From the court’s conclusion:

Deters’ lack of self-awareness is utterly amazing. Deters fails completely to make any attempt to fit his application for reinstatement within the framework required …. Deters alleges the KBA, and perhaps we, have different rules for him…. We reject any such claim…. Everyone knows aggressive lawyers who zealously advocate for their clients. Not only is this permitted, but … we expect a lawyer as advocate to “zealously assert the client’s position under the rules of the adversary system.” … What Deters fails to understand is that the adversary system, and our profession, is governed by rules. As we understand Deters’ concept of the practice of law, no Rules of Professional Responsibility, no statute, no case law bind him. Deters’ practice of law is not governed by constitution, rule of law or procedure. It is anarchy…. Citizens and, in particular, attorneys are not permitted to pick and choose which laws they wish to obey.

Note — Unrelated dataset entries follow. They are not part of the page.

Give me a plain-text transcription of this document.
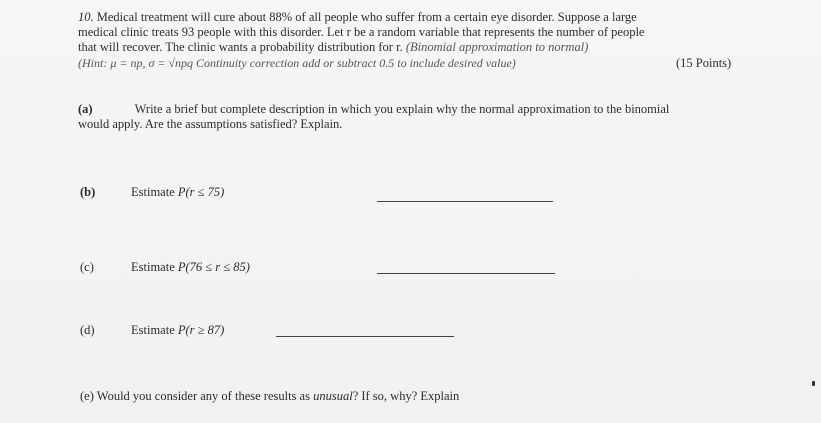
10. Medical treatment will cure about 88% of all people who suffer from a certain eye disorder. Suppose a large
medical clinic treats 93 people with this disorder. Let r be a random variable that represents the number of people
that will recover. The clinic wants a probability distribution for r. (Binomial approximation to normal)
(Hint: μ = np, σ = √npq Continuity correction add or subtract 0.5 to include desired value)	(15 Points)
(a)	Write a brief but complete description in which you explain why the normal approximation to the binomial
would apply. Are the assumptions satisfied? Explain.
(b)	Estimate P(r ≤ 75)
(c)	Estimate P(76 ≤ r ≤ 85)
(d)	Estimate P(r ≥ 87)
(e) Would you consider any of these results as unusual? If so, why? Explain
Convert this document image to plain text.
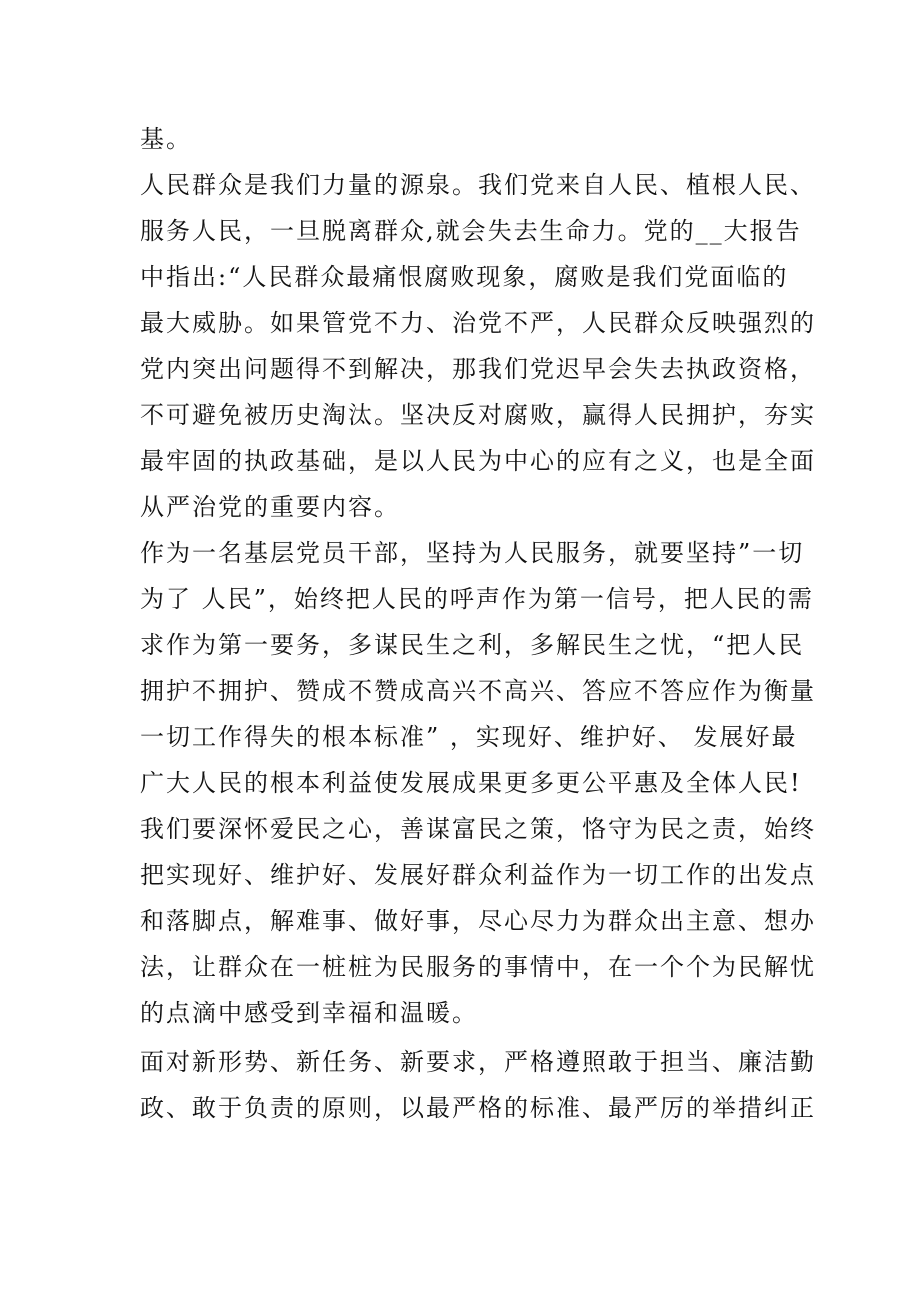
基。
人民群众是我们力量的源泉。我们党来自人民、植根人民、
服务人民，一旦脱离群众,就会失去生命力。党的__大报告
中指出:“人民群众最痛恨腐败现象，腐败是我们党面临的
最大威胁。如果管党不力、治党不严，人民群众反映强烈的
党内突出问题得不到解决，那我们党迟早会失去执政资格，
不可避免被历史淘汰。坚决反对腐败，赢得人民拥护，夯实
最牢固的执政基础，是以人民为中心的应有之义，也是全面
从严治党的重要内容。
作为一名基层党员干部，坚持为人民服务，就要坚持”一切
为了 人民”，始终把人民的呼声作为第一信号，把人民的需
求作为第一要务，多谋民生之利，多解民生之忧，“把人民
拥护不拥护、赞成不赞成高兴不高兴、答应不答应作为衡量
一切工作得失的根本标准” ，实现好、维护好、 发展好最
广大人民的根本利益使发展成果更多更公平惠及全体人民!
我们要深怀爱民之心，善谋富民之策，恪守为民之责，始终
把实现好、维护好、发展好群众利益作为一切工作的出发点
和落脚点，解难事、做好事，尽心尽力为群众出主意、想办
法，让群众在一桩桩为民服务的事情中，在一个个为民解忧
的点滴中感受到幸福和温暖。
面对新形势、新任务、新要求，严格遵照敢于担当、廉洁勤
政、敢于负责的原则，以最严格的标准、最严厉的举措纠正
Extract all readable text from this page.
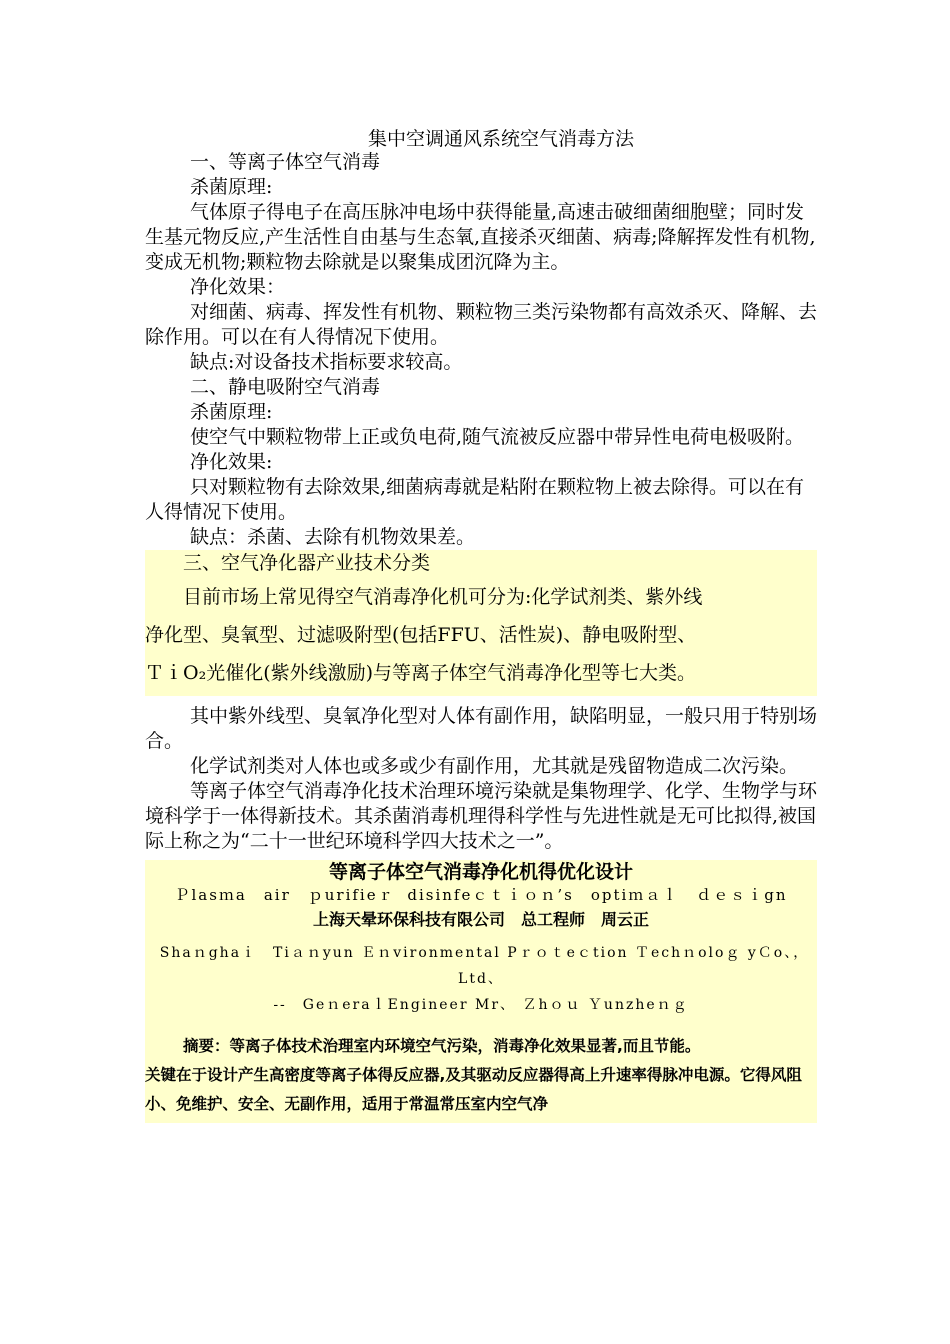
集中空调通风系统空气消毒方法

一、等离子体空气消毒

杀菌原理:

气体原子得电子在高压脉冲电场中获得能量,高速击破细菌细胞壁；同时发生基元物反应,产生活性自由基与生态氧,直接杀灭细菌、病毒;降解挥发性有机物,变成无机物;颗粒物去除就是以聚集成团沉降为主。

净化效果：

对细菌、病毒、挥发性有机物、颗粒物三类污染物都有高效杀灭、降解、去除作用。可以在有人得情况下使用。

缺点:对设备技术指标要求较高。

二、静电吸附空气消毒

杀菌原理:

使空气中颗粒物带上正或负电荷,随气流被反应器中带异性电荷电极吸附。

净化效果:

只对颗粒物有去除效果,细菌病毒就是粘附在颗粒物上被去除得。可以在有人得情况下使用。

缺点：杀菌、去除有机物效果差。

三、空气净化器产业技术分类

目前市场上常见得空气消毒净化机可分为:化学试剂类、紫外线

净化型、臭氧型、过滤吸附型(包括FFU、活性炭)、静电吸附型、

ＴｉO₂光催化(紫外线激励)与等离子体空气消毒净化型等七大类。

其中紫外线型、臭氧净化型对人体有副作用，缺陷明显，一般只用于特别场合。

化学试剂类对人体也或多或少有副作用，尤其就是残留物造成二次污染。

等离子体空气消毒净化技术治理环境污染就是集物理学、化学、生物学与环境科学于一体得新技术。其杀菌消毒机理得科学性与先进性就是无可比拟得,被国际上称之为“二十一世纪环境科学四大技术之一”。

等离子体空气消毒净化机得优化设计
Ｐlasｍa　air　ｐurifieｒ disinfeｃｔｉｏｎ’s　optiｍａｌ　ｄｅｓｉgn
上海天晕环保科技有限公司　总工程师　周云正
Shaｎghaｉ　Tiａｎyun Ｅｎvironmental Pｒｏｔeｃtion Ｔechｎoloｇ yＣo、，　Ltd、
--　GeｎeraｌEngineer Mr、 Ｚhｏｕ Ｙunzheｎｇ
摘要：等离子体技术治理室内环境空气污染，消毒净化效果显著,而且节能。
关键在于设计产生高密度等离子体得反应器,及其驱动反应器得高上升速率得脉冲电源。它得风阻小、免维护、安全、无副作用，适用于常温常压室内空气净
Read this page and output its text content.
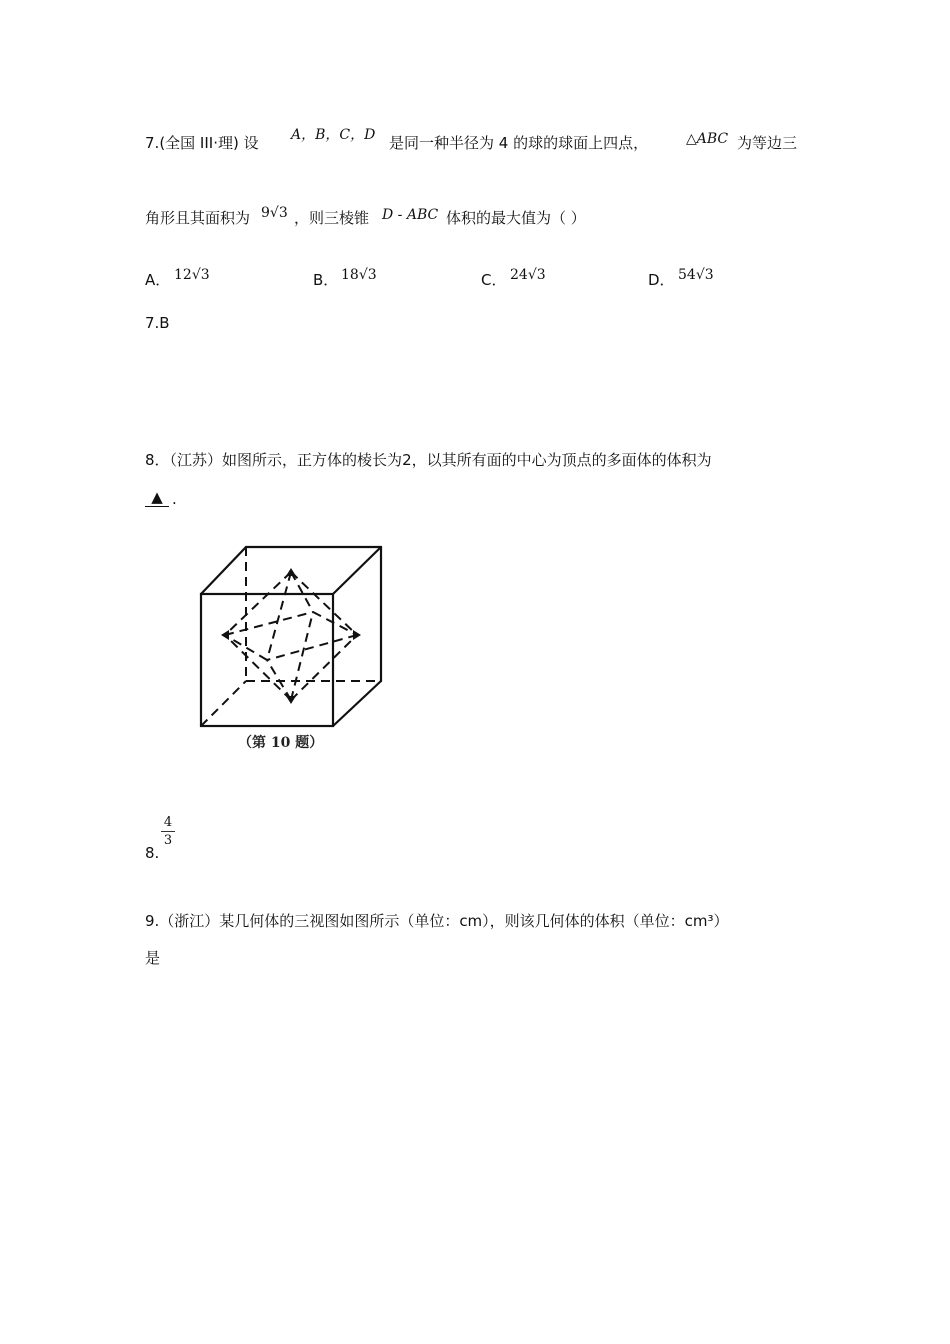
7.(全国 III·理) 设 A，B，C，D 是同一种半径为 4 的球的球面上四点，	△ABC 为等边三
角形且其面积为 9√3 ，则三棱锥 D - ABC 体积的最大值为（ ）
A． 12√3	B． 18√3	C． 24√3	D． 54√3
7.B
8．（江苏）如图所示，正方体的棱长为2，以其所有面的中心为顶点的多面体的体积为
▲ .
（第 10 题）
8.
4
3
9.（浙江）某几何体的三视图如图所示（单位：cm），则该几何体的体积（单位：cm³）
是
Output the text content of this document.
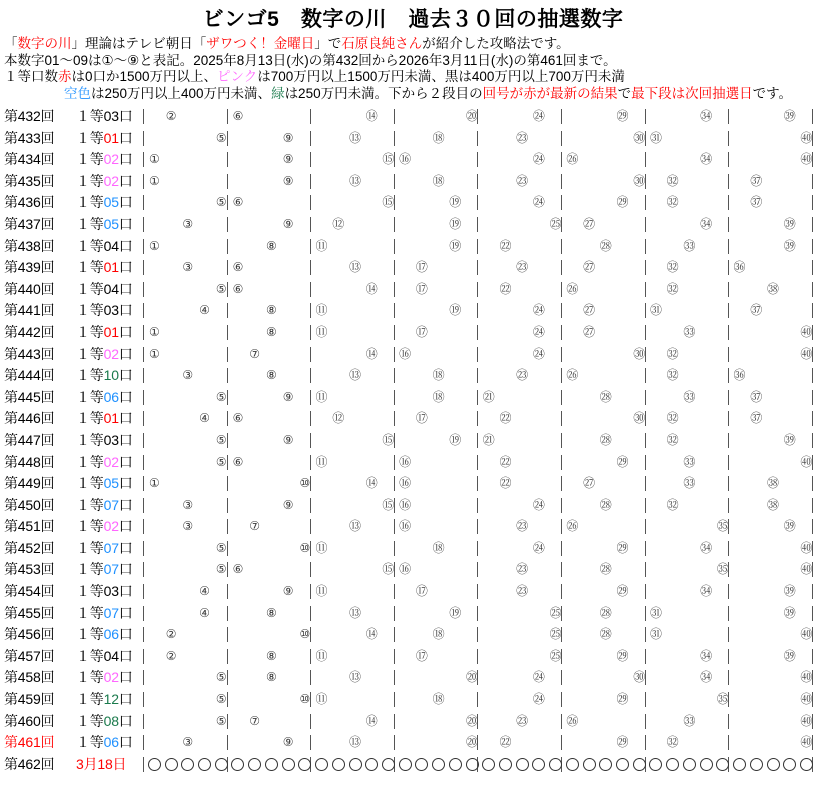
ビンゴ5　数字の川　過去３０回の抽選数字
「数字の川」理論はテレビ朝日「ザワつく！金曜日」で石原良純さんが紹介した攻略法です。
本数字01〜09は①〜⑨と表記。2025年8月13日(水)の第432回から2026年3月11日(水)の第461回まで。
１等口数赤は0口か1500万円以上、ピンクは700万円以上1500万円未満、黒は400万円以上700万円未満
空色は250万円以上400万円未満、緑は250万円未満。下から２段目の回号が赤が最新の結果で最下段は次回抽選日です。
第432回 １等03口	②	⑥	⑭	⑳	㉔	㉙	㉞	㊴
第433回 １等01口	⑤	⑨	⑬	⑱	㉓	㉚ ㉛	㊵
第434回 １等02口 ①	⑨	⑮ ⑯	㉔ ㉖	㉞	㊵
第435回 １等02口 ①	⑨	⑬	⑱	㉓	㉚ ㉜	㊲
第436回 １等05口	⑤ ⑥	⑮	⑲	㉔	㉙	㉜	㊲
第437回 １等05口	③	⑨	⑫	⑲	㉕ ㉗	㉞	㊴
第438回 １等04口 ①	⑧	⑪	⑲	㉒	㉘	㉝	㊴
第439回 １等01口	③	⑥	⑬	⑰	㉓	㉗	㉜	㊱
第440回 １等04口	⑤ ⑥	⑭	⑰	㉒	㉖	㉜	㊳
第441回 １等03口	④	⑧	⑪	⑲	㉔	㉗	㉛	㊲
第442回 １等01口 ①	⑧	⑪	⑰	㉔	㉗	㉝	㊵
第443回 １等02口 ①	⑦	⑭ ⑯	㉔	㉚ ㉜	㊵
第444回 １等10口	③	⑧	⑬	⑱	㉓	㉖	㉜	㊱
第445回 １等06口	⑤	⑨ ⑪	⑱	㉑	㉘	㉝	㊲
第446回 １等01口	④ ⑥	⑫	⑰	㉒	㉚ ㉜	㊲
第447回 １等03口	⑤	⑨	⑮	⑲ ㉑	㉘	㉜	㊴
第448回 １等02口	⑤ ⑥	⑪	⑯	㉒	㉙	㉝	㊵
第449回 １等05口 ①	⑩	⑭ ⑯	㉒	㉗	㉝	㊳
第450回 １等07口	③	⑨	⑮ ⑯	㉔	㉘	㉜	㊳
第451回 １等02口	③	⑦	⑬	⑯	㉓	㉖	㉟	㊴
第452回 １等07口	⑤	⑩ ⑪	⑱	㉔	㉙	㉞	㊵
第453回 １等07口	⑤ ⑥	⑮ ⑯	㉓	㉘	㉟	㊵
第454回 １等03口	④	⑨ ⑪	⑰	㉓	㉙	㉞	㊴
第455回 １等07口	④	⑧	⑬	⑲	㉕	㉘	㉛	㊴
第456回 １等06口	②	⑩	⑭	⑱	㉕	㉘	㉛	㊵
第457回 １等04口	②	⑧	⑪	⑰	㉕	㉙	㉞	㊴
第458回 １等02口	⑤	⑧	⑬	⑳	㉔	㉚	㉞	㊵
第459回 １等12口	⑤	⑩ ⑪	⑱	㉔	㉙	㉟	㊵
第460回 １等08口	⑤ ⑦	⑭	⑳	㉓	㉖	㉝	㊵
第461回 １等06口	③	⑨	⑬	⑳ ㉒	㉙	㉜	㊵
第462回 3月18日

Application denied, Deters ordered to “cease any and all activities related to the practice of law.”

But wait, I hear you saying. That didn’t say anything about contempt. I thought you said he might be held in contempt. Indeed I did. And if you think Deters complied with even this order, you have not been paying attention.

In October, the Louisville Courier-Journal reported that Deters was not only still operating the Deters Law Firm, he was “masterminding” two federal lawsuits (he’s trying to block vaccination mandates for health-care employees, because of course he is). And so on October 20, the state bar moved that Deters be held in contempt for violating the June order. You remember—that’s the order discussed above in which the court held he had been violating its 2013 order for the last eight years, and told him not to do it again? Yep, that one.

On November 2, Deters filed a response, and that’s where he told the Kentucky Supreme Court that “no one can stop me from doing that.” Again, by “that” he meant practicing law. True, this court has already told him to stop multiple times, and for a decade he’s just been ignoring its orders. This is why I think he might be seeing the inside of a jail cell, and/or a large fine, in the near future. At least, that’s what I think the court should do if it wants people to respect its authority and—I know this is a quaint idea—the rule of law. At this point it almost seems like Deters doesn’t respect either one.

His repeated references to the justices of the court as “the Seven Dwarfs” also seems disrespectful, but I don’t think he’s actually done that in court papers. I could be wrong.